Torque Improvement of Five-Phase Surface-Mounted Permanent Magnet Machine Using Third-Order Harmonic

Abstract

This paper presents optimal third harmonics in both permanent magnet (PM) shaping and current waveform to improve the output torque of five-phase surface-mounted PM (SPM) machines. The optimal value of third harmonic injected into the sinusoidal PM shape and current waveform for maximum torque improvement is analytically derived and validated by both finite element (FE) analyses and experiments. It is found that the optimal third harmonic is 1/6 of the fundamental one for both PM shape and current waveform. For the five-phase SPM machines having rotors without shaping, Sine shaping, or Sine shaping with third harmonic injected, the electromagnetic performance including the back EMF waveform, cogging torque, average torque, torque ripple, copper loss, iron loss, impact on power inverter, and demagnetization withstand capability are compared.
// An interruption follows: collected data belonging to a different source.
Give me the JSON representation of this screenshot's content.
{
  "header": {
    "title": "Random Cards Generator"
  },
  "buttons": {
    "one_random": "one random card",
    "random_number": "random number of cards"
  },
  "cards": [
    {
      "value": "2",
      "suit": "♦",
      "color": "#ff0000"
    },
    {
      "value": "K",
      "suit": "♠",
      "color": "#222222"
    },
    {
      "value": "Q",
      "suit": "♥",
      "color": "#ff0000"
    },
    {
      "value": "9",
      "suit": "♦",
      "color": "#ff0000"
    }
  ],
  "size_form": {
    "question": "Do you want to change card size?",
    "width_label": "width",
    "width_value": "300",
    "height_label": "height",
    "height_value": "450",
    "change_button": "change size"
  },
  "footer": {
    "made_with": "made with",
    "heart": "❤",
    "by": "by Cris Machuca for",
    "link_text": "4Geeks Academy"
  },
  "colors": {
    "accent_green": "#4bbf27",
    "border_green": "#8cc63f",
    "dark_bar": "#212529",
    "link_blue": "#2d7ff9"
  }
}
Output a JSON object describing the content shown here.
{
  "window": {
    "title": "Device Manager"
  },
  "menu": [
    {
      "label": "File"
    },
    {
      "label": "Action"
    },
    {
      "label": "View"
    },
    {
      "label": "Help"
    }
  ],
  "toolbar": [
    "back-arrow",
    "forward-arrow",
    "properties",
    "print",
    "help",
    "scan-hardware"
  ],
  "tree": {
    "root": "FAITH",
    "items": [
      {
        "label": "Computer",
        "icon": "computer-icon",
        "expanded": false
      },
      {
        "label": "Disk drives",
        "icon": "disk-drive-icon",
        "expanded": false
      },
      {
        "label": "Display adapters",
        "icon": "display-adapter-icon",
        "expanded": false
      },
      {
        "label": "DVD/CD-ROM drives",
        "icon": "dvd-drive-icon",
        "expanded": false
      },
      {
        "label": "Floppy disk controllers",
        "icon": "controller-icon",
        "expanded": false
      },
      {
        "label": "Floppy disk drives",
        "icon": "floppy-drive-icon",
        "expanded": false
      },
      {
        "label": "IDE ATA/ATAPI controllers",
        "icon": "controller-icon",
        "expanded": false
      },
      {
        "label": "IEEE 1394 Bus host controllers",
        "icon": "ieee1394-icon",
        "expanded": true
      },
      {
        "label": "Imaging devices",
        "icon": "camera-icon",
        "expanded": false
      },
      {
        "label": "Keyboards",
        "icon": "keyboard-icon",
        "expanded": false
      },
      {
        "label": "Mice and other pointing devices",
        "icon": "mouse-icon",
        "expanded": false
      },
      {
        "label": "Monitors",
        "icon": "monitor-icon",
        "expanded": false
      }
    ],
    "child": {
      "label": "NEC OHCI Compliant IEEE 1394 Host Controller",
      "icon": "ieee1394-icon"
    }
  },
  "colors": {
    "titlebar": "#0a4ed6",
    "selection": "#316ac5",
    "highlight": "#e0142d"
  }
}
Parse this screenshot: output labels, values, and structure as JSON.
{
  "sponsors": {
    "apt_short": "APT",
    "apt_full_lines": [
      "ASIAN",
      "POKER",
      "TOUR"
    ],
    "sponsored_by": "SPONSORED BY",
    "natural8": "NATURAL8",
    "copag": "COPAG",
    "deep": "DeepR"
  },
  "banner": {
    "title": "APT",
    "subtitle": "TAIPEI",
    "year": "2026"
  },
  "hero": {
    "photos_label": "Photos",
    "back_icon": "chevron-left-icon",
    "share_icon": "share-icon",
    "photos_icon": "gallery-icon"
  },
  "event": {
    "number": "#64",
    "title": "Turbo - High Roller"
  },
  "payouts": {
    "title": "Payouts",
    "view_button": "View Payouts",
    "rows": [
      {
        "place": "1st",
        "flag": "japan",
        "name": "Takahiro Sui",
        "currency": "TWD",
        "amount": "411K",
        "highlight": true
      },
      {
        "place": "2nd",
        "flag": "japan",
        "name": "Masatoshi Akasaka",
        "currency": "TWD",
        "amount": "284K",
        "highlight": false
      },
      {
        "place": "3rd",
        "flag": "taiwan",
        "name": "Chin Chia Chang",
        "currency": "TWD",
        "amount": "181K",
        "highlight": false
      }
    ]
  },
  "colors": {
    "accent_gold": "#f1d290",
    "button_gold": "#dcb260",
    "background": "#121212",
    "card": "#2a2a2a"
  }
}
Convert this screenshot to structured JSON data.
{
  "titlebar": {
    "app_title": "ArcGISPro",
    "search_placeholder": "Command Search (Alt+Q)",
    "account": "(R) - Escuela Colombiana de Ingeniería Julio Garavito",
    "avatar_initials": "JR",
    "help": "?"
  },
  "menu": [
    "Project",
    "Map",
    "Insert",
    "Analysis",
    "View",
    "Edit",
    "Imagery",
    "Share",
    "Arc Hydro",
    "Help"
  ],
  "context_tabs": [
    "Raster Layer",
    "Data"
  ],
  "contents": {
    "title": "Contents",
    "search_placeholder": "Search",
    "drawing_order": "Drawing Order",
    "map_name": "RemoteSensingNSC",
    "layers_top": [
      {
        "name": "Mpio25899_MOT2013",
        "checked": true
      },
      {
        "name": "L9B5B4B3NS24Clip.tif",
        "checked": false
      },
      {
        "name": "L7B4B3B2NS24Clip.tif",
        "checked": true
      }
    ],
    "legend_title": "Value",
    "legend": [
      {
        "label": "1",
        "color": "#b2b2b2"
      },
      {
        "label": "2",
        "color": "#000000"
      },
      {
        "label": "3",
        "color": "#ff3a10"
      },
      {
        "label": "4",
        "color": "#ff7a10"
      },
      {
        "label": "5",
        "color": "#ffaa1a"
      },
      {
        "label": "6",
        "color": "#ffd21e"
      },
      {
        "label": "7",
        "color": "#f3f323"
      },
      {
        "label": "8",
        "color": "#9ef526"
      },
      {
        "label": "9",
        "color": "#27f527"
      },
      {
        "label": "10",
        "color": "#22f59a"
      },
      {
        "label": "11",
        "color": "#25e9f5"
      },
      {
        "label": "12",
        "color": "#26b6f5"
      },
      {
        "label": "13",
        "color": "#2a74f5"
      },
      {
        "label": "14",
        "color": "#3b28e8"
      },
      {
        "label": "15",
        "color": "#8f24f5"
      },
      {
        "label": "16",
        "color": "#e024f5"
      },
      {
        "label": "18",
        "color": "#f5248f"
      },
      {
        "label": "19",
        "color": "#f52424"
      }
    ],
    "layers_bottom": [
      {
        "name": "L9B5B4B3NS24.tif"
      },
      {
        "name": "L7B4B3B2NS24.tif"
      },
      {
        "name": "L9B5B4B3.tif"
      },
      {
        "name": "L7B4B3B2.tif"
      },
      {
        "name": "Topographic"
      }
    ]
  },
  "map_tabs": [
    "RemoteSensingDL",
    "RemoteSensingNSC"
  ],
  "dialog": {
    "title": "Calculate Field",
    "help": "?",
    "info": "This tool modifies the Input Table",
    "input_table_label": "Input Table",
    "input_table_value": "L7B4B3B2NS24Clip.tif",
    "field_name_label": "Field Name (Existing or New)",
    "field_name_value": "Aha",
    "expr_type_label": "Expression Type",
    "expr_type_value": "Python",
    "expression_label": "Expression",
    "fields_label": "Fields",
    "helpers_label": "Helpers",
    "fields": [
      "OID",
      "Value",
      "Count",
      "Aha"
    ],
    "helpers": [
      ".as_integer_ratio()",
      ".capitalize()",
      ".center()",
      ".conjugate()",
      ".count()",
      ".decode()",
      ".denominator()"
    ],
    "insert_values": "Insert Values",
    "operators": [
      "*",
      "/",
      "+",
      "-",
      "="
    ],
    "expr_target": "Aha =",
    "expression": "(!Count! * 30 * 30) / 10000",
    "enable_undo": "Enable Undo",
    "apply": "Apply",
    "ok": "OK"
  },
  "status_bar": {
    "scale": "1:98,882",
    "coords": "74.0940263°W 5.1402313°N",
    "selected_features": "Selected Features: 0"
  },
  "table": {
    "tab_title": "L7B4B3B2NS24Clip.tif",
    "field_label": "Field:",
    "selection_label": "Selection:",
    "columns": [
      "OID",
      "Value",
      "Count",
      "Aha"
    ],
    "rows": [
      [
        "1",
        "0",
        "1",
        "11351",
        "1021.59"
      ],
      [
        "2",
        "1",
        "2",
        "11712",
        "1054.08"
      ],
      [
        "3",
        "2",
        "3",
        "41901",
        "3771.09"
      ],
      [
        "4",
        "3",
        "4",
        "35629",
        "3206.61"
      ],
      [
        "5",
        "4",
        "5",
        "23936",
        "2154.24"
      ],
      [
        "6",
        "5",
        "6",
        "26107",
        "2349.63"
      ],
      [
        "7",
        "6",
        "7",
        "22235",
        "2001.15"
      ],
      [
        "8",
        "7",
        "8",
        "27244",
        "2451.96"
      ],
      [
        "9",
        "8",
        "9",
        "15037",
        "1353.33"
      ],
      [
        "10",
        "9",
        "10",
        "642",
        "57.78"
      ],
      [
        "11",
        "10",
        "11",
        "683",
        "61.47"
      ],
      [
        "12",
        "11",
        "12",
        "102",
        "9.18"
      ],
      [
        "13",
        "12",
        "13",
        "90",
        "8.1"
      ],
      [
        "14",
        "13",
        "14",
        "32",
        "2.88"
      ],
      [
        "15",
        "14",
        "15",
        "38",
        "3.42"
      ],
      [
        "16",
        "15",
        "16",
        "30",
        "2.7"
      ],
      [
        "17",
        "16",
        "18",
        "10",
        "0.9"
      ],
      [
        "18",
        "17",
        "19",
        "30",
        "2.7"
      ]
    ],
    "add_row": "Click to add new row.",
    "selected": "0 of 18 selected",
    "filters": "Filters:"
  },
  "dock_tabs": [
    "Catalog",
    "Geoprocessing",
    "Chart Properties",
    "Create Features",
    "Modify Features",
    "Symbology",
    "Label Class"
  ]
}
It is demonstrated that, although the copper loss and iron loss increase due to additional third harmonic in the winding current and magnet shape, the average torque with optimal third harmonics injected in PM shaping and current waveform can be improved by >30% while the torque ripple and remains similar to that of the one with Sine shaping. In addition, this will reduce the dc bus voltage while maintaining the machine torque density. Furthermore, the machine with Sine and Sine+3rd rotors presents much better demagnetization withstand capability performance than conventional rotor.